Hill, a professor of media studies and urban education, as well as host of the syndicated television show “Our World with Black Enterprise,” later apologized for using a phrase associated with Palestinian extremists, that many saw as a call denying the right of Israel to exist.
A Temple statement Tuesday saying Hill would stay on at the university cited the Constitution.
“In giving this speech outside of his role as a teacher and researcher at Temple, Professor Hill was not speaking on behalf of or representing the University,” the statement said.
“We recognize that Professor Hill’s comments are his own, that his speech as a private individual is entitled to the same Constitutional protection of any other citizen, and that he has through subsequent statements expressly rejected anti-Semitism and anti-Semitic violence.”

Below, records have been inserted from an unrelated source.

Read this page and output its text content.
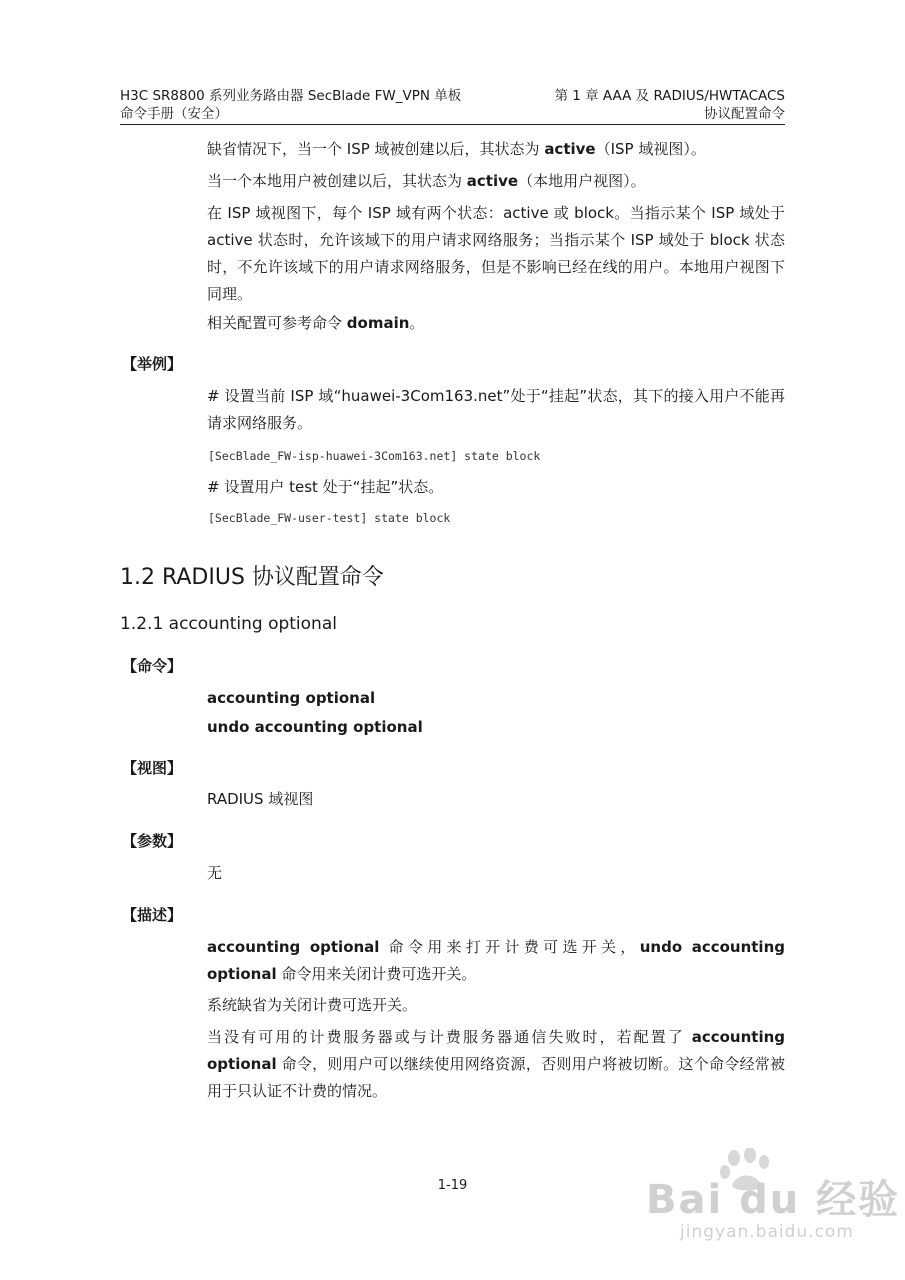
H3C SR8800 系列业务路由器 SecBlade FW_VPN 单板
命令手册（安全）
第 1 章 AAA 及 RADIUS/HWTACACS
协议配置命令
缺省情况下，当一个 ISP 域被创建以后，其状态为 active（ISP 域视图）。
当一个本地用户被创建以后，其状态为 active（本地用户视图）。
在 ISP 域视图下，每个 ISP 域有两个状态：active 或 block。当指示某个 ISP 域处于 active 状态时，允许该域下的用户请求网络服务；当指示某个 ISP 域处于 block 状态时，不允许该域下的用户请求网络服务，但是不影响已经在线的用户。本地用户视图下同理。
相关配置可参考命令 domain。
【举例】
# 设置当前 ISP 域“huawei-3Com163.net”处于“挂起”状态，其下的接入用户不能再请求网络服务。
[SecBlade_FW-isp-huawei-3Com163.net] state block
# 设置用户 test 处于“挂起”状态。
[SecBlade_FW-user-test] state block
1.2 RADIUS 协议配置命令
1.2.1 accounting optional
【命令】
accounting optional
undo accounting optional
【视图】
RADIUS 域视图
【参数】
无
【描述】
accounting optional 命令用来打开计费可选开关，undo accounting optional 命令用来关闭计费可选开关。
系统缺省为关闭计费可选开关。
当没有可用的计费服务器或与计费服务器通信失败时，若配置了 accounting optional 命令，则用户可以继续使用网络资源，否则用户将被切断。这个命令经常被用于只认证不计费的情况。
1-19	Bai du 经验
jingyan.baidu.com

In an op-ed published in Hill’s hometown newspaper, the Philadephia Inquirer, he wrote: “Critics of this phrase have suggested that I was calling for violence against Jewish people. In all honesty, I was stunned, and saddened, that this was the response.”
“Palestine from the river to the sea” was a slogan of the Palestine Liberation Organization beginning with its founding in 1964, claiming a Palestinian state between the Jordan River and the Mediterranean Sea and rejecting control by Israel of any land in the region, including areas controlled by Israel prior to 1967. It later became a popular political slogan used by Palestinians who reject compromise with Israel, including the terror group Hamas, which calls for the destruction of Israel.
Hill said in his op-ed that he was calling for justice in the area from the Jordan River to the Mediterranean Sea, in the form of a single bi-national democratic state that encompasses Israel, the West Bank, and Gaza.
“Throughout my speech, I spoke explicitly about the need for Israeli political reform, specifically as it pertains to Arab citizens of Israel. I also called for a redrawing of borders to the pre-1967 lines, as well as a greater attention to human rights for those living in the West Bank and Gaza. At the time, I believed that these demands made in the speech sufficiently reflected my belief in radical change within Israel, not a desire for its destruction,” he wrote. “Clearly, they did not.”
“I take seriously the voices of so many Jewish brothers and sisters, who have interpreted my remarks as a call to or endorsement of violence. Rather than hearing a political solution, many heard a dog-whistle that conjured a long and deep history of violence against Jewish people. Although this was the furthest thing from my intent, those particular words clearly caused confusion, anger, fear, and other forms of harm. For that, I am deeply sorry,” he wrote.